Zitat von fortinbras im Beitrag #44Natürlich war Balthoff wie aus einer anderen Zeit, aber hätte er weiter synchronisiert, wäre auch er irgendwie in die 70er mitgewachsen. Für die 80er hätte ich aber meine Probleme.
Ich habe auch schon darüber nachgedacht. Er hätte vielleicht in den 70ern und 80ern nicht direkt wie ein Fremdkörper gewirkt, allerdings hätte es vielleicht schon mal Irritationseffekte geben können. Als Nebenrollensprecher hätte ich ihn mir aber dennoch über die 60er bzw. über 1967 hinaus doch noch vorstellen könne.

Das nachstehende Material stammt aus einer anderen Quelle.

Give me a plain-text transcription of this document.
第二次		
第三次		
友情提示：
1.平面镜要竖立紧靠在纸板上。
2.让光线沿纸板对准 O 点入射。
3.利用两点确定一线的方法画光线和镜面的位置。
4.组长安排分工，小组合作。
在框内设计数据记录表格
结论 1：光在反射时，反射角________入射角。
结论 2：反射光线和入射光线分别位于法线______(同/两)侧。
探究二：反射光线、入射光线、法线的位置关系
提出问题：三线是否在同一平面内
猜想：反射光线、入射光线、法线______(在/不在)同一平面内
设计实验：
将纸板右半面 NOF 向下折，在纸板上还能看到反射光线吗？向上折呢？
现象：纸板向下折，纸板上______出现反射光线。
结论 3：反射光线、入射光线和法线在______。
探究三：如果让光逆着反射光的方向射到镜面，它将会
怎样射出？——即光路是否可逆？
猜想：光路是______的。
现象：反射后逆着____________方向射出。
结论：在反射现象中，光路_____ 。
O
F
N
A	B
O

Zitat von bertiVielleicht meinte er, seine Stimme passe nicht mehr in das "veränderte" Kino? Oder er bekam weniger Angebote und meinte, lieber selber einen Schlussstrich zu ziehen? Vielleicht hatte es auch mit dem Streik von 1967 zu tun, an dem er möglicherweise beteiligt war oder zumindest die anschließende Absstrafung mancher Kollegen abschreckend fand?

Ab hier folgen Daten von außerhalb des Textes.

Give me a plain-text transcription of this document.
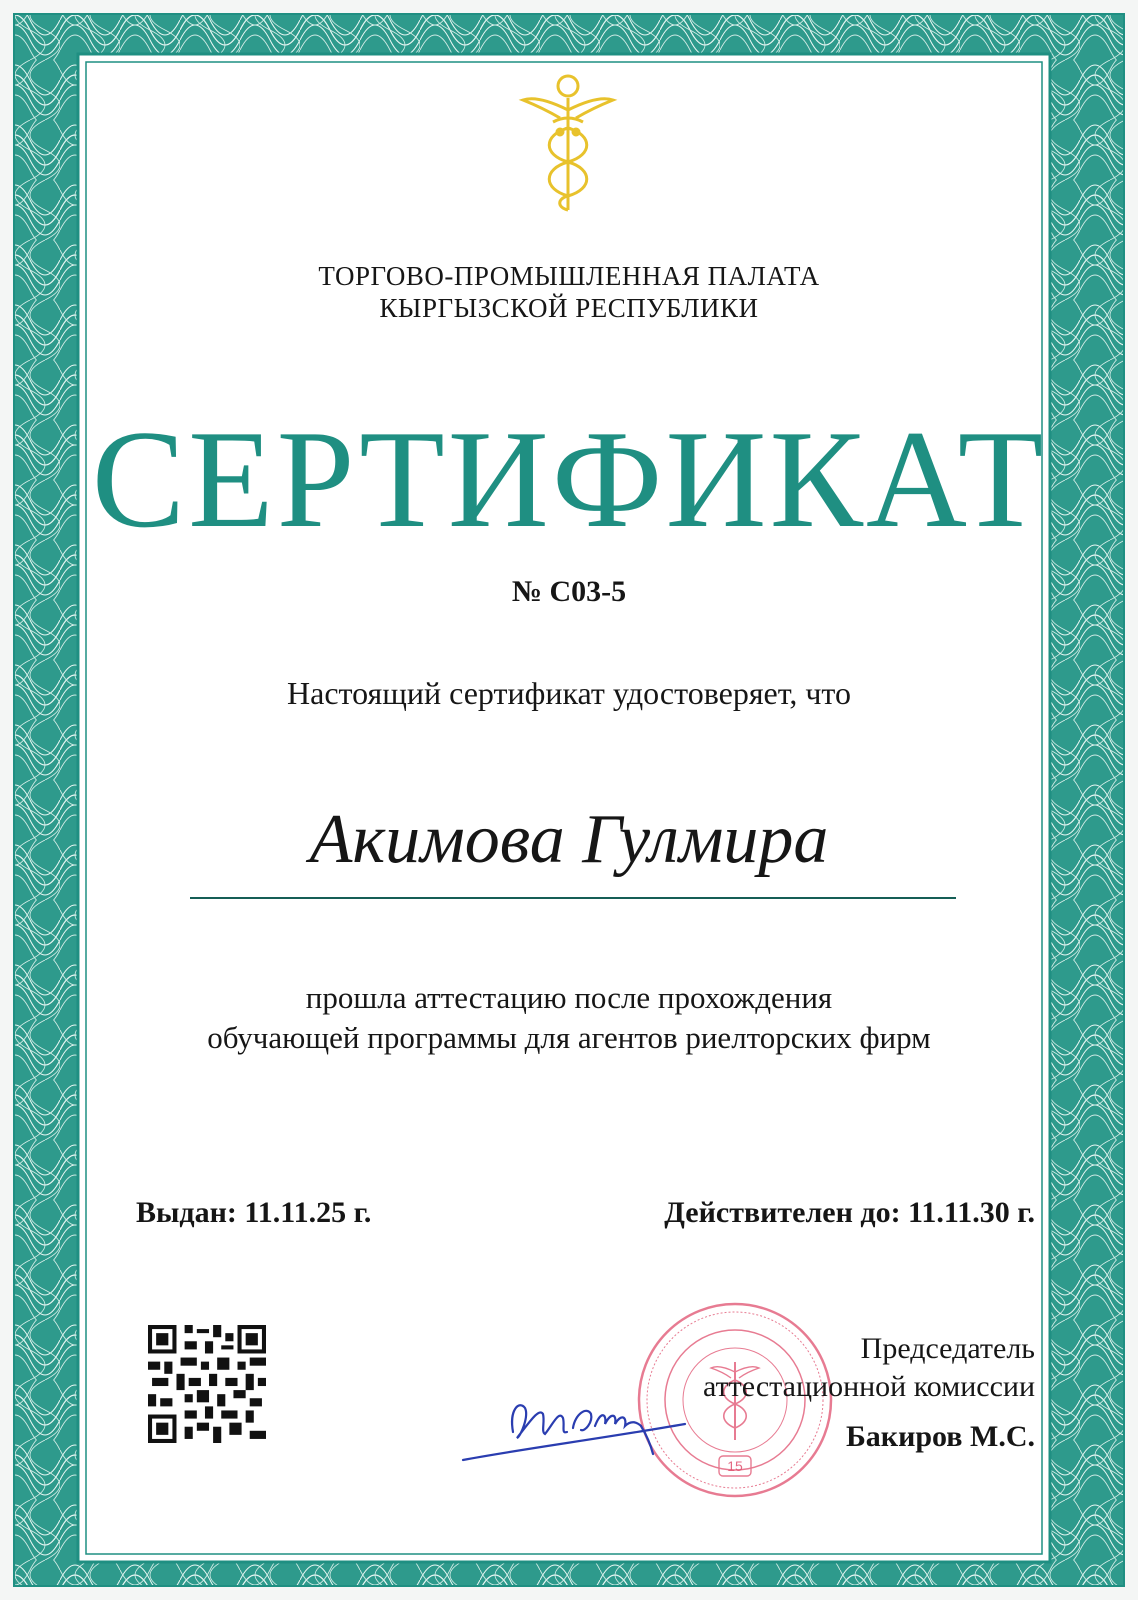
ТОРГОВО-ПРОМЫШЛЕННАЯ ПАЛАТА
КЫРГЫЗСКОЙ РЕСПУБЛИКИ
СЕРТИФИКАТ
№ С03-5
Настоящий сертификат удостоверяет, что
Акимова Гулмира
прошла аттестацию после прохождения
обучающей программы для агентов риелторских фирм
Выдан: 11.11.25 г.	Действителен до: 11.11.30 г.
15
Председатель
аттестационной комиссии
Бакиров М.С.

Ersteres wäre zumindest eine Erklärung. Ich weiß nicht, wie es im Synchrongeschäft war, aber um die Zeit trat ja eine neue Generation von Filmemachern auf den Plan (Fassbinder, Kluge, Geissendörfer u.a.), die "Opas Kino", zu dem Balthoff gewissermaßen ja auch gehörte, für tot erklärte und alles anders machen wollten. Vielleicht gab es etwas vergleichbares auch in der Synchronisation.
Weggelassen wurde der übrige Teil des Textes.